The vaccine maker published these numbers on the back of the third phase of clinical trials that it had conducted. COVID vaccines manufactured in India are facing a few roadblocks, primarily on account of their efficacy, which has been highlighted by the emergence of the Delta variant. Last week, the results of a new study were made public, which said that neutralising antibodies against the Delta variant were not found in 16.1 per cent of samples from those who had been administered both the first and second doses of Covishield.

The study added that neutralising antibodies were not observed in 58.1% of samples from those who had taken one shot of Covishield. Epidemiologists believe that the latest reports might indicate the necessity for an additional i.e. third booster shot of Covishield, for those who may not have been infected yet, while those who may have been infected once, would require just one shot of Covishield.

The developments assume significance in the backdrop of the ongoing rift between India and European nations regarding the green signal for COVID vaccines manufactured in India. As many as seven EU member states and two non-member states had added Covishield to their list of approved vaccines. This allows those vaccinated to travel freely within these nations.

The clearance had come after India stood its ground on recognising the EU’s digital COVID certificate only in return for a quid pro quo recognition of Indian vaccines – Covishield and Covaxin. Covaxin has also been facing issues about emergency use authorisation in the US. Its application for the same was rejected by the FDA in June, as it sought more data on clinical trials.

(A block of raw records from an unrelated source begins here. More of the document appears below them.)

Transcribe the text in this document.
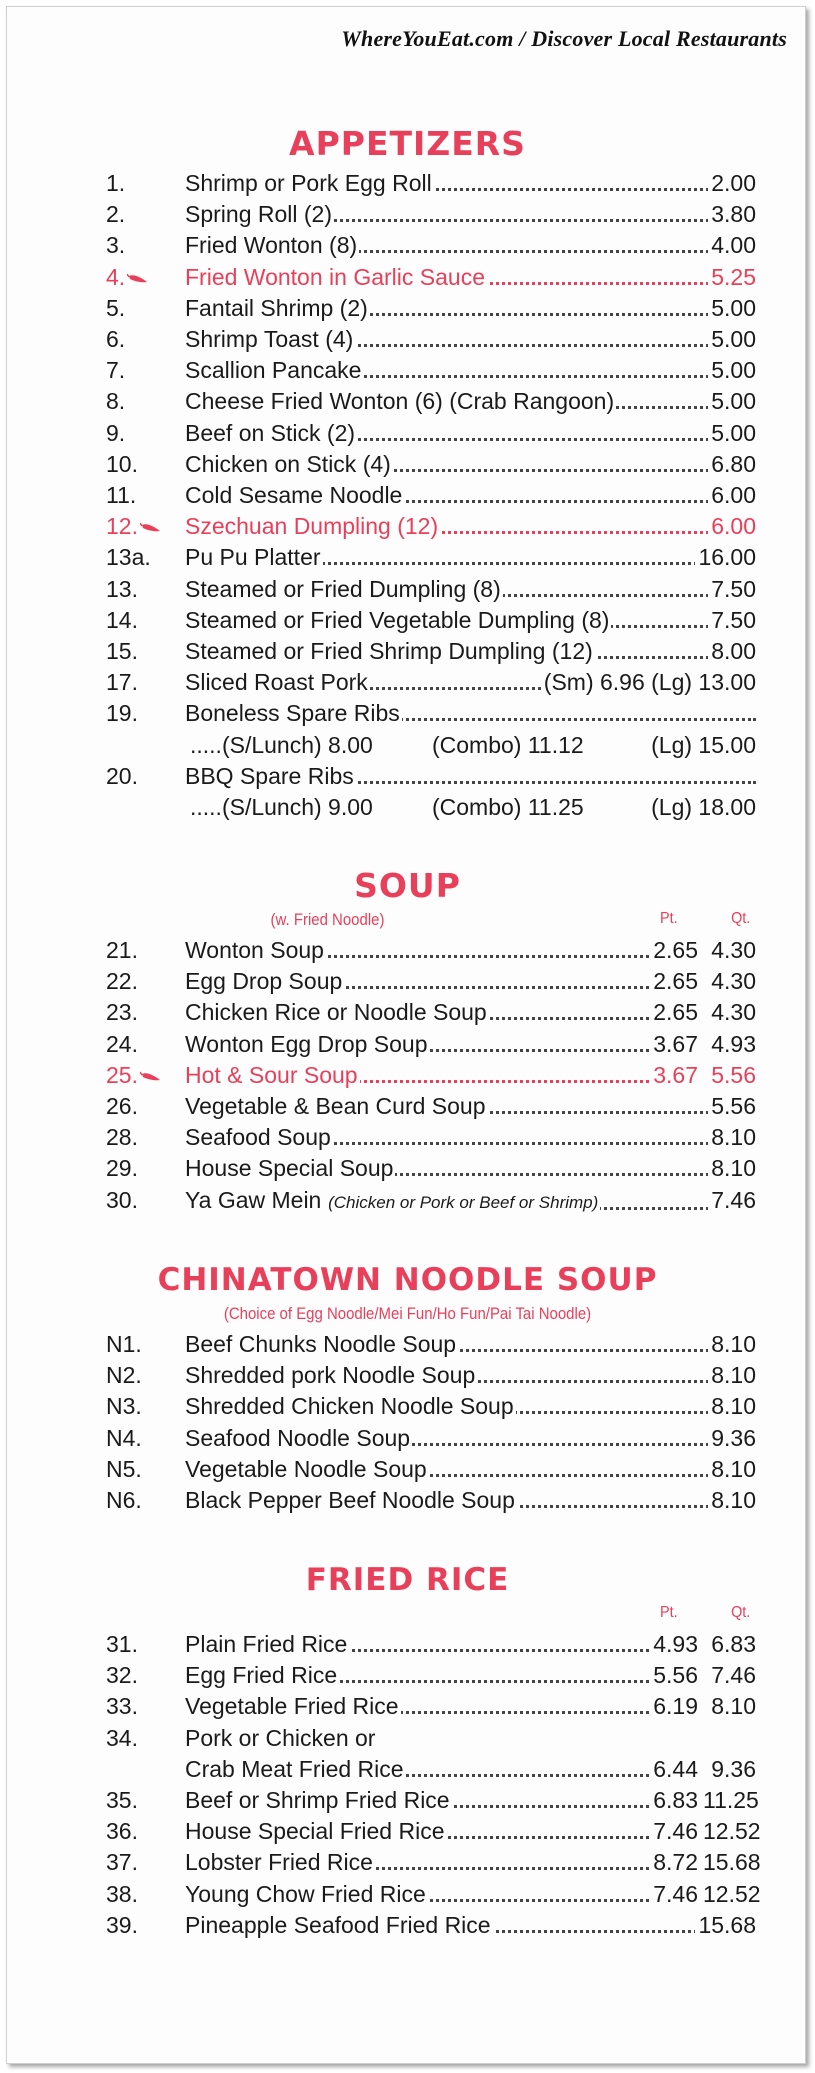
WhereYouEat.com / Discover Local Restaurants
APPETIZERS
SOUP
(w. Fried Noodle)	Pt.	Qt.
CHINATOWN NOODLE SOUP
(Choice of Egg Noodle/Mei Fun/Ho Fun/Pai Tai Noodle)
FRIED RICE
Pt.	Qt.
1.	Shrimp or Pork Egg Roll	2.00
2.	Spring Roll (2)	3.80
3.	Fried Wonton (8)	4.00
4.	Fried Wonton in Garlic Sauce	5.25
5.	Fantail Shrimp (2)	5.00
6.	Shrimp Toast (4)	5.00
7.	Scallion Pancake	5.00
8.	Cheese Fried Wonton (6) (Crab Rangoon)	5.00
9.	Beef on Stick (2)	5.00
10.	Chicken on Stick (4)	6.80
11.	Cold Sesame Noodle	6.00
12.	Szechuan Dumpling (12)	6.00
13a.	Pu Pu Platter	16.00
13.	Steamed or Fried Dumpling (8)	7.50
14.	Steamed or Fried Vegetable Dumpling (8)	7.50
15.	Steamed or Fried Shrimp Dumpling (12)	8.00
17.	Sliced Roast Pork	(Sm) 6.96 (Lg) 13.00
19.	Boneless Spare Ribs
.....(S/Lunch) 8.00	(Combo) 11.12	(Lg) 15.00
20.	BBQ Spare Ribs
.....(S/Lunch) 9.00	(Combo) 11.25	(Lg) 18.00
21.	Wonton Soup	2.65 4.30
22.	Egg Drop Soup	2.65 4.30
23.	Chicken Rice or Noodle Soup	2.65 4.30
24.	Wonton Egg Drop Soup	3.67 4.93
25.	Hot & Sour Soup	3.67 5.56
26.	Vegetable & Bean Curd Soup	5.56
28.	Seafood Soup	8.10
29.	House Special Soup	8.10
30.	Ya Gaw Mein (Chicken or Pork or Beef or Shrimp)	7.46
N1.	Beef Chunks Noodle Soup	8.10
N2.	Shredded pork Noodle Soup	8.10
N3.	Shredded Chicken Noodle Soup	8.10
N4.	Seafood Noodle Soup	9.36
N5.	Vegetable Noodle Soup	8.10
N6.	Black Pepper Beef Noodle Soup	8.10
31.	Plain Fried Rice	4.93 6.83
32.	Egg Fried Rice	5.56 7.46
33.	Vegetable Fried Rice	6.19 8.10
34.	Pork or Chicken or
Crab Meat Fried Rice	6.44 9.36
35.	Beef or Shrimp Fried Rice	6.83 11.25
36.	House Special Fried Rice	7.46 12.52
37.	Lobster Fried Rice	8.72 15.68
38.	Young Chow Fried Rice	7.46 12.52
39.	Pineapple Seafood Fried Rice	15.68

Phase 3 trial is a prerequisite for validation from the WHO, which in turn will allow Bharat Biotech to export the vaccine, adding it to the global vaccine passport kitty. In the absence of authorisation from the health regulators in strictly regulated markets, such as the US, the EU, even students who have been vaccinated with Covaxin and are pursuing higher studies, are being considered unvaccinated. The WHO’s Chief Scientist Soumya Swaminathan had recently remarked that a decision concerning emergency approval for Covaxin should be made by the mid of August.

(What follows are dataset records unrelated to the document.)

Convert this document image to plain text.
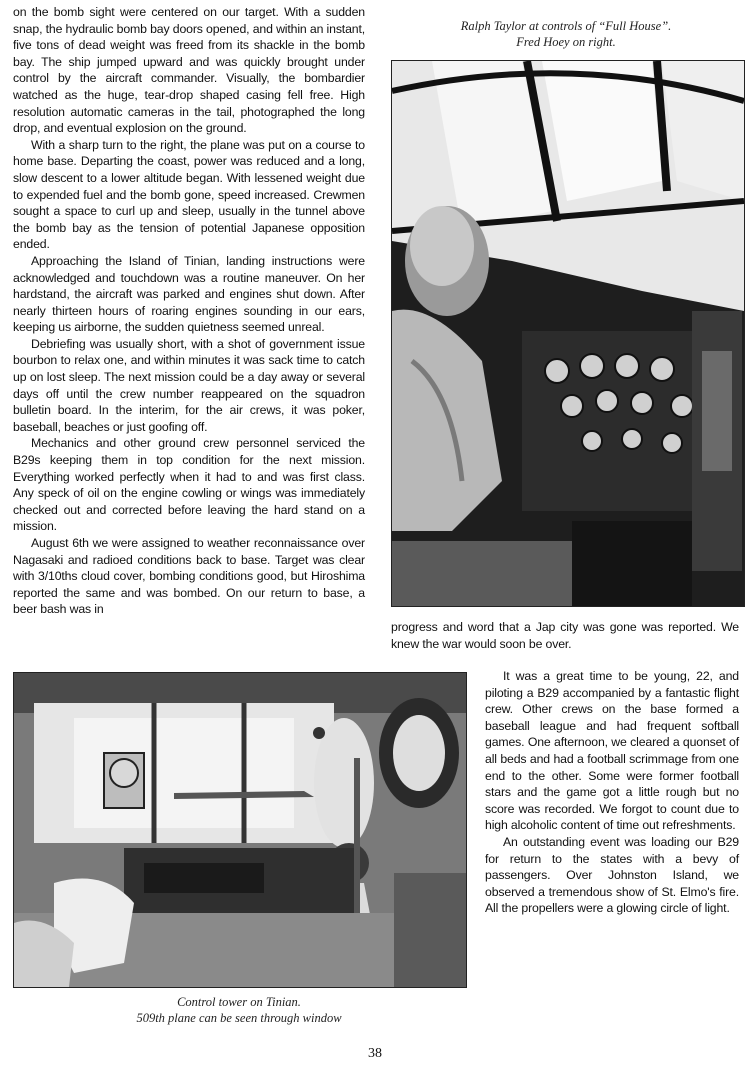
on the bomb sight were centered on our target. With a sudden snap, the hydraulic bomb bay doors opened, and within an instant, five tons of dead weight was freed from its shackle in the bomb bay. The ship jumped upward and was quickly brought under control by the aircraft commander. Visually, the bombardier watched as the huge, tear-drop shaped casing fell free. High resolution automatic cameras in the tail, photographed the long drop, and eventual explosion on the ground.

With a sharp turn to the right, the plane was put on a course to home base. Departing the coast, power was reduced and a long, slow descent to a lower altitude began. With lessened weight due to expended fuel and the bomb gone, speed increased. Crewmen sought a space to curl up and sleep, usually in the tunnel above the bomb bay as the tension of potential Japanese opposition ended.

Approaching the Island of Tinian, landing instructions were acknowledged and touchdown was a routine maneuver. On her hardstand, the aircraft was parked and engines shut down. After nearly thirteen hours of roaring engines sounding in our ears, keeping us airborne, the sudden quietness seemed unreal.

Debriefing was usually short, with a shot of government issue bourbon to relax one, and within minutes it was sack time to catch up on lost sleep. The next mission could be a day away or several days off until the crew number reappeared on the squadron bulletin board. In the interim, for the air crews, it was poker, baseball, beaches or just goofing off.

Mechanics and other ground crew personnel serviced the B29s keeping them in top condition for the next mission. Everything worked perfectly when it had to and was first class. Any speck of oil on the engine cowling or wings was immediately checked out and corrected before leaving the hard stand on a mission.

August 6th we were assigned to weather reconnaissance over Nagasaki and radioed conditions back to base. Target was clear with 3/10ths cloud cover, bombing conditions good, but Hiroshima reported the same and was bombed. On our return to base, a beer bash was in

Ralph Taylor at controls of “Full House”.
Fred Hoey on right.

progress and word that a Jap city was gone was reported. We knew the war would soon be over.

It was a great time to be young, 22, and piloting a B29 accompanied by a fantastic flight crew. Other crews on the base formed a baseball league and had frequent softball games. One afternoon, we cleared a quonset of all beds and had a football scrimmage from one end to the other. Some were former football stars and the game got a little rough but no score was recorded. We forgot to count due to high alcoholic content of time out refreshments.

An outstanding event was loading our B29 for return to the states with a bevy of passengers. Over Johnston Island, we observed a tremendous show of St. Elmo's fire. All the propellers were a glowing circle of light.

Control tower on Tinian.
509th plane can be seen through window
38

The clean chit from the WHO could make a world of difference to the fortunes of Bharat Biotech, which has been undergoing a trial by fire in Brazil. The vaccine maker’s name has now been dragged into a controversy involving the President of the country Jair Bolsonaro, whose government has been pulled up for irregularities that have emerged in a health ministry contract to buy 20 mn doses of the vaccine. The pricing of the vaccine which was considered to be high despite it not obtaining the necessary regulatory clearance had piqued the curiosity of Brazil’s Supreme Court, which has opened an investigation into the order.

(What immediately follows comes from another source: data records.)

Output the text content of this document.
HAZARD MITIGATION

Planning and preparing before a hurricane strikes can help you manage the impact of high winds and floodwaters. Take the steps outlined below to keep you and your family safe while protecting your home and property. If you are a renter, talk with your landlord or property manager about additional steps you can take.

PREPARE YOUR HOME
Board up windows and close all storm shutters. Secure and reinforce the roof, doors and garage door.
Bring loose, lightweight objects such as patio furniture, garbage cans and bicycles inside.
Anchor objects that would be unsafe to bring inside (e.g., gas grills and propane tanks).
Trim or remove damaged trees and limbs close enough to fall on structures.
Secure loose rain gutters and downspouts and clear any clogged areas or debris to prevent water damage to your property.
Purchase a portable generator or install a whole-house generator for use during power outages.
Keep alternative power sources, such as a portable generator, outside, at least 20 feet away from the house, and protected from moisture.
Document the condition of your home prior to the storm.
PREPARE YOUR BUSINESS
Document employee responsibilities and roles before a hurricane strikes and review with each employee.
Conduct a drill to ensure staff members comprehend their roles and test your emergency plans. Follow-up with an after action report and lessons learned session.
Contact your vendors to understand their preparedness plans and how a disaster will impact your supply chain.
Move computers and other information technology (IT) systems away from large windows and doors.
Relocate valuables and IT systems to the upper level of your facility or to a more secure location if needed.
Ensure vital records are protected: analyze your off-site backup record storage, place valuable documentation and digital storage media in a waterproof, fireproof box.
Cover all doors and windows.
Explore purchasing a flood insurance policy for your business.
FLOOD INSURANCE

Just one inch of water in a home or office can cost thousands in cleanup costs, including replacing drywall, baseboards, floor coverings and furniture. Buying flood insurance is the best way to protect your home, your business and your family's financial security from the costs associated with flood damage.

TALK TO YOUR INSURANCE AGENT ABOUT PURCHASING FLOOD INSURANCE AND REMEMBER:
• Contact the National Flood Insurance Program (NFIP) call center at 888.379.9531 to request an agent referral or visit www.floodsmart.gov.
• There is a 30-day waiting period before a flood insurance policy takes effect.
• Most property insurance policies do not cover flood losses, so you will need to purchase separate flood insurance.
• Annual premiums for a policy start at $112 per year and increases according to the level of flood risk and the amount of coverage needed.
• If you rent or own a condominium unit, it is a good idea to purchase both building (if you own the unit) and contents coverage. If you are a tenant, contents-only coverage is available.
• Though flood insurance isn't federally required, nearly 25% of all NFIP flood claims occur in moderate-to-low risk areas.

While it is understandable in a country like India with a population of over 1.4 bn people, the need to roll out vaccines even in the absence of complete data about clinical trials might have been necessary, one cannot disregard the importance of peer reviews and transparency. If homegrown manufacturers desire to be ranked alongside international pharma behemoths in the war against COVID, they must bank on the fundamentals of compliance when it comes to their business practices. The results will be seen as proof of India’s prowess in the pharmaceutical space and will elevate the country’s status as a nation leading from the front in the war against the pandemic.